Dirty dishes don't matter so much in the face of that kind of love, because I know it's the kind of love that you will one day inspire from our children, and the kind of love that you inspire in me every day. If dirty dishes are the biggest problem in our relationship after a year and a half, I think I might be okay with them.

But could you maybe rinse them, at least? Pretty please?

Hugs and kisses forever,

Liss

Thursday, August 6, 2009

I Want Them

I want babies.

I am 21 years old.

My boyfriend and I have been living together since two days before we started dating, since April 5, 2008. That was my twentieth birthday, by the way, and he was the best present I could have gotten.

Except, maybe, babies.

And now that we've gotten to the point where it's not if we'll get married, but when, this irresistible urge that has been building in me since I was eleven years old is really presenting itself.

I see him play with his five-year-old sister and I see what a great dad he'll be. I see a woman with a baby in a grocery store and I feel a pang of longing. I see a pregnant woman come into my workplace and I'm jealous.

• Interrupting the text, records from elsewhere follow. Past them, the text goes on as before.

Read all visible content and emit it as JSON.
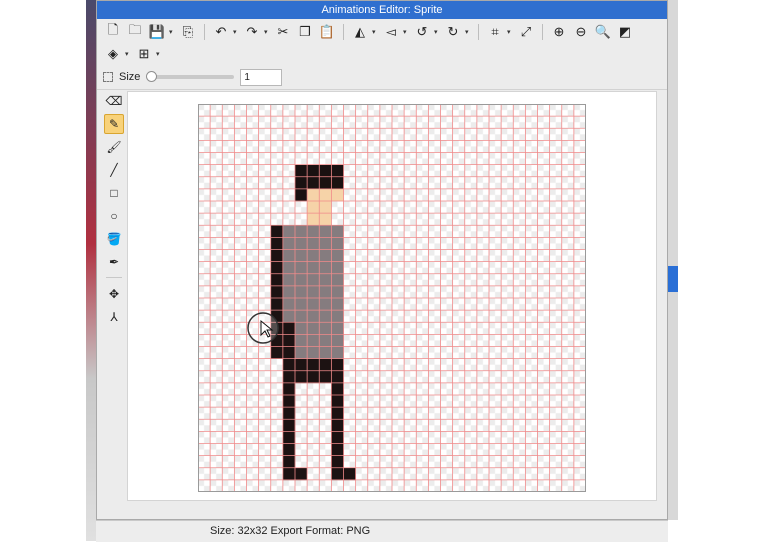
{
  "window": {
    "title": "Animations Editor: Sprite"
  },
  "toolbar": {
    "row1": [
      {
        "name": "new-file-icon",
        "glyph": "🗋"
      },
      {
        "name": "open-folder-icon",
        "glyph": "🗀"
      },
      {
        "name": "save-icon",
        "glyph": "💾"
      },
      {
        "name": "dropdown-arrow",
        "glyph": "▾"
      },
      {
        "name": "export-icon",
        "glyph": "⎘"
      },
      {
        "name": "undo-icon",
        "glyph": "↶"
      },
      {
        "name": "dropdown-arrow",
        "glyph": "▾"
      },
      {
        "name": "redo-icon",
        "glyph": "↷"
      },
      {
        "name": "dropdown-arrow",
        "glyph": "▾"
      },
      {
        "name": "cut-icon",
        "glyph": "✂"
      },
      {
        "name": "copy-icon",
        "glyph": "❐"
      },
      {
        "name": "paste-icon",
        "glyph": "📋"
      },
      {
        "name": "flip-horizontal-icon",
        "glyph": "◭"
      },
      {
        "name": "dropdown-arrow",
        "glyph": "▾"
      },
      {
        "name": "flip-vertical-icon",
        "glyph": "◅"
      },
      {
        "name": "dropdown-arrow",
        "glyph": "▾"
      },
      {
        "name": "rotate-left-icon",
        "glyph": "↺"
      },
      {
        "name": "dropdown-arrow",
        "glyph": "▾"
      },
      {
        "name": "rotate-right-icon",
        "glyph": "↻"
      },
      {
        "name": "dropdown-arrow",
        "glyph": "▾"
      },
      {
        "name": "crop-icon",
        "glyph": "⌗"
      },
      {
        "name": "dropdown-arrow",
        "glyph": "▾"
      },
      {
        "name": "resize-icon",
        "glyph": "⤢"
      },
      {
        "name": "zoom-in-icon",
        "glyph": "⊕"
      },
      {
        "name": "zoom-out-icon",
        "glyph": "⊖"
      },
      {
        "name": "zoom-fit-icon",
        "glyph": "🔍"
      },
      {
        "name": "background-toggle-icon",
        "glyph": "◩"
      }
    ],
    "row2": [
      {
        "name": "layers-icon",
        "glyph": "◈"
      },
      {
        "name": "dropdown-arrow",
        "glyph": "▾"
      },
      {
        "name": "grid-icon",
        "glyph": "⊞"
      },
      {
        "name": "dropdown-arrow",
        "glyph": "▾"
      }
    ]
  },
  "options": {
    "size_label": "Size",
    "size_value": "1",
    "slider_fraction": 0.0
  },
  "tools": [
    {
      "name": "eraser-tool-icon",
      "glyph": "⌫",
      "active": false
    },
    {
      "name": "pencil-tool-icon",
      "glyph": "✎",
      "active": true
    },
    {
      "name": "brush-tool-icon",
      "glyph": "🖌",
      "active": false
    },
    {
      "name": "line-tool-icon",
      "glyph": "╱",
      "active": false
    },
    {
      "name": "rectangle-tool-icon",
      "glyph": "□",
      "active": false
    },
    {
      "name": "ellipse-tool-icon",
      "glyph": "○",
      "active": false
    },
    {
      "name": "fill-bucket-tool-icon",
      "glyph": "🪣",
      "active": false
    },
    {
      "name": "eyedropper-tool-icon",
      "glyph": "✒",
      "active": false
    },
    {
      "name": "separator"
    },
    {
      "name": "move-tool-icon",
      "glyph": "✥",
      "active": false
    },
    {
      "name": "skeleton-tool-icon",
      "glyph": "⅄",
      "active": false
    }
  ],
  "status": {
    "text": "Size: 32x32   Export Format: PNG"
  },
  "sprite": {
    "grid_size": 32,
    "colors": {
      "gridline": "#f08a8a",
      "hair": "#1a1111",
      "skin": "#f6d3a8",
      "shirt": "#857c7f",
      "dark": "#1c1212"
    },
    "rows": {
      "4": "................................",
      "5": "........HHHH....................",
      "6": "........HHHH....................",
      "7": "........HSSS....................",
      "8": ".........SS.....................",
      "9": ".........SS.....................",
      "10": "......DTTTTT....................",
      "11": "......DTTTTT....................",
      "12": "......DTTTTT....................",
      "13": "......DTTTTT....................",
      "14": "......DTTTTT....................",
      "15": "......DTTTTT....................",
      "16": "......DTTTTT....................",
      "17": "......DTTTTT....................",
      "18": "......DDTTTT....................",
      "19": "......DDTTTT....................",
      "20": "......DDTTTT....................",
      "21": ".......DDDDD....................",
      "22": ".......DDDDD....................",
      "23": ".......D...D....................",
      "24": ".......D...D....................",
      "25": ".......D...D....................",
      "26": ".......D...D....................",
      "27": ".......D...D....................",
      "28": ".......D...D....................",
      "29": ".......D...D....................",
      "30": ".......DD..DD..................."
    }
  }
}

I stop in the middle of fantastic sex and think... we could make a baby, right now.

I'm a ball of hormones that birth control pills will, hopefully, contain and control. But until all my crazy urges are in check, I'm crying when I read mommyblogs, not because they are sad, but because I want that experience too. I'm sobbing over my kitten, because he's not quite what I want. I wailing over nothing at all, set off by the sound of a child's laughter on television. And so I join the ranks, blogging, not about my own children yet, but about what I see, what I think, what I anticipate.

It might be a few years before I finally get my babies, but until then, I'm here. I'm writing, getting out all of this emotion, all this irrationality. And if things go according to plan (as they never do) I will graduate with my B.A. in December, have an engagement ring soon after, be married by August 2010, and have that baby-- that beautiful, long-for baby-- by mid 2011. We'll see. For now, I'll post about my silly crying fits, my moments of overwhelming joy, my explosions of anger and frustration. And maybe, just maybe, someone will even read it.